At root is the historic context which has given rise to this Arab Spring. Colonial interests set up and then protected those now being toppled. But while individuals have been vanquished or have fled, those interests remain – military, strategic and oil. They are most obscenely demonstrated by David Cameron’s “merchant-of-death” arms tour even as Colonel Gaddafi’s mercenaries opened fire on his own people.
But the countries of the Middle East are now living in a post, post-colonial world in which the stratospheric differences between the super-rich elites of both monarchies and notional republics, are being challenged by global change ranging from the economic crisis, the freedom of expression conferred by mobile telephony and “social media”, and the independence of al-Jazeera. These are complemented by the nascent desire of a new generation to throw off the shackles of national oppression and foreign domination. The common denominator in all the protests has been a call for freedom, an end to the violation of democratic rights and demands for economic justice. In this future there is no place for the autocratic despots and their regimes which have fallen, or are falling, but have not yet been replaced by any fully-formed alternatives. The demands have buried the already discredited neo-conservative notion that Arabs or Muslims are innately hostile to democracy.

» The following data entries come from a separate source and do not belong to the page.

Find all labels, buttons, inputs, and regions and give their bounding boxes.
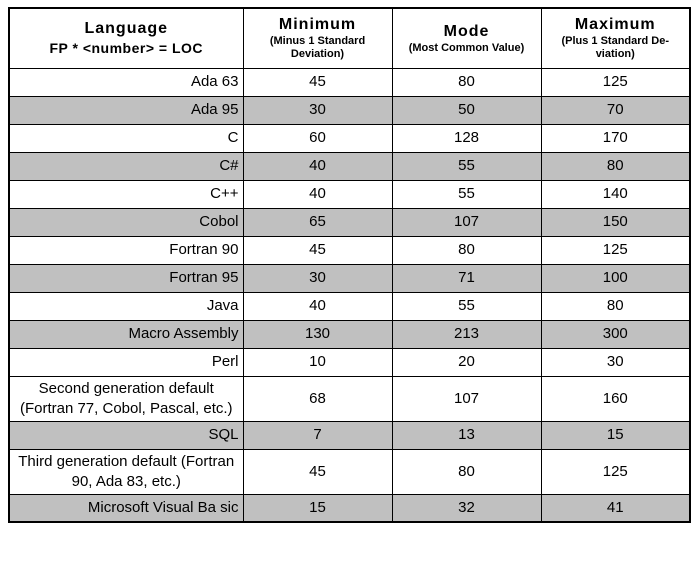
mode-cell: 55 — [391, 291, 542, 321]
minimum-cell: 15 — [242, 493, 393, 523]
language-cell: C++ — [8, 179, 244, 209]
maximum-cell: 125 — [540, 67, 691, 97]
table-row: Cobol 65 107 150 — [8, 207, 691, 237]
table-row: Fortran 90 45 80 125 — [8, 235, 691, 265]
maximum-cell: 41 — [540, 493, 691, 523]
minimum-cell: 40 — [242, 179, 393, 209]
table-row: Perl 10 20 30 — [8, 347, 691, 377]
maximum-cell: 150 — [540, 207, 691, 237]
table-body: Ada 63 45 80 125 Ada 95 30 50 70 C 60 128 170 C# 40 55… — [8, 67, 691, 523]
table-row: C# 40 55 80 — [8, 151, 691, 181]
table-row: SQL 7 13 15 — [8, 420, 691, 450]
mode-cell: 107 — [391, 375, 542, 422]
mode-cell: 213 — [391, 319, 542, 349]
table-row: Ada 63 45 80 125 — [8, 67, 691, 97]
language-cell: C# — [8, 151, 244, 181]
language-cell: Second generation default (Fortran 77, C… — [8, 375, 244, 422]
table-row: Fortran 95 30 71 100 — [8, 263, 691, 293]
mode-cell: 107 — [391, 207, 542, 237]
minimum-cell: 60 — [242, 123, 393, 153]
mode-cell: 55 — [391, 151, 542, 181]
language-cell: Ada 95 — [8, 95, 244, 125]
maximum-cell: 170 — [540, 123, 691, 153]
table-row: Microsoft Visual Ba sic 15 32 41 — [8, 493, 691, 523]
header-maximum-subtitle: (Plus 1 Standard De-viation) — [561, 35, 670, 61]
mode-cell: 13 — [391, 420, 542, 450]
table-row: Ada 95 30 50 70 — [8, 95, 691, 125]
language-cell: SQL — [8, 420, 244, 450]
table-row: Java 40 55 80 — [8, 291, 691, 321]
header-mode-subtitle: (Most Common Value) — [408, 41, 525, 54]
header-language: Language FP * <number> = LOC — [8, 7, 244, 69]
header-mode-title: Mode — [443, 22, 490, 40]
maximum-cell: 15 — [540, 420, 691, 450]
language-cell: Fortran 95 — [8, 263, 244, 293]
header-maximum: Maximum (Plus 1 Standard De-viation) — [540, 7, 691, 69]
maximum-cell: 30 — [540, 347, 691, 377]
maximum-cell: 80 — [540, 291, 691, 321]
table-row: C++ 40 55 140 — [8, 179, 691, 209]
maximum-cell: 80 — [540, 151, 691, 181]
language-cell: Java — [8, 291, 244, 321]
mode-cell: 55 — [391, 179, 542, 209]
maximum-cell: 160 — [540, 375, 691, 422]
minimum-cell: 65 — [242, 207, 393, 237]
header-minimum-title: Minimum — [278, 16, 357, 34]
table-row: Second generation default (Fortran 77, C… — [8, 375, 691, 422]
maximum-cell: 125 — [540, 235, 691, 265]
table-row: C 60 128 170 — [8, 123, 691, 153]
minimum-cell: 130 — [242, 319, 393, 349]
mode-cell: 80 — [391, 235, 542, 265]
fp-loc-conversion-table: Language FP * <number> = LOC Minimum (Mi… — [8, 7, 691, 523]
language-cell: Fortran 90 — [8, 235, 244, 265]
mode-cell: 20 — [391, 347, 542, 377]
language-cell: Third generation default (Fortran 90, Ad… — [8, 448, 244, 495]
maximum-cell: 125 — [540, 448, 691, 495]
mode-cell: 50 — [391, 95, 542, 125]
header-language-subtitle: FP * <number> = LOC — [49, 40, 204, 57]
table-row: Third generation default (Fortran 90, Ad… — [8, 448, 691, 495]
language-cell: Microsoft Visual Ba sic — [8, 493, 244, 523]
header-minimum-subtitle: (Minus 1 Standard Deviation) — [269, 35, 366, 61]
mode-cell: 80 — [391, 67, 542, 97]
header-mode: Mode (Most Common Value) — [391, 7, 542, 69]
table-header: Language FP * <number> = LOC Minimum (Mi… — [8, 7, 691, 69]
maximum-cell: 100 — [540, 263, 691, 293]
language-cell: Macro Assembly — [8, 319, 244, 349]
mode-cell: 80 — [391, 448, 542, 495]
mode-cell: 32 — [391, 493, 542, 523]
mode-cell: 71 — [391, 263, 542, 293]
language-cell: Perl — [8, 347, 244, 377]
minimum-cell: 45 — [242, 448, 393, 495]
minimum-cell: 68 — [242, 375, 393, 422]
language-cell: Cobol — [8, 207, 244, 237]
language-cell: Ada 63 — [8, 67, 244, 97]
header-row: Language FP * <number> = LOC Minimum (Mi… — [8, 7, 691, 69]
maximum-cell: 140 — [540, 179, 691, 209]
minimum-cell: 7 — [242, 420, 393, 450]
minimum-cell: 40 — [242, 151, 393, 181]
language-cell: C — [8, 123, 244, 153]
minimum-cell: 10 — [242, 347, 393, 377]
mode-cell: 128 — [391, 123, 542, 153]
maximum-cell: 70 — [540, 95, 691, 125]
minimum-cell: 30 — [242, 263, 393, 293]
maximum-cell: 300 — [540, 319, 691, 349]
minimum-cell: 45 — [242, 67, 393, 97]
minimum-cell: 45 — [242, 235, 393, 265]
minimum-cell: 30 — [242, 95, 393, 125]
header-maximum-title: Maximum — [574, 16, 656, 34]
table-row: Macro Assembly 130 213 300 — [8, 319, 691, 349]
header-minimum: Minimum (Minus 1 Standard Deviation) — [242, 7, 393, 69]
header-language-title: Language — [84, 20, 169, 38]
minimum-cell: 40 — [242, 291, 393, 321]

If there is to be justice for the sacrifices of the protesters, the post-despot regimes will be underpinned by new constitutions enshrining social and political freedoms, free and fair elections, and economic fairness. It will not be easy balancing the social, political and religious rights and desires of disparate communities but there is a historic opportunity for a new dispensation across the Middle East. While we await it, Egypt and Tunisia remain under the control of the military, raising doubts about how far they might be prepared to allow full civilian democratic control. The writer Tariq Ali describes it thus: “American hegemony in the region has been dented but not destroyed.”
Any further interference – covert or military – or even couched in the “interventionist-war-against-genocide” language favoured by Shadow Defence Secretary Jim Murphy, would be an act against the democratic revolution already hailed by the democratic countries of the West. Iraq showed the errors inherent in this approach. It is too early to say where these events will end, but whatever emerges will be stronger left in the hands of the peoples of the Arab nations.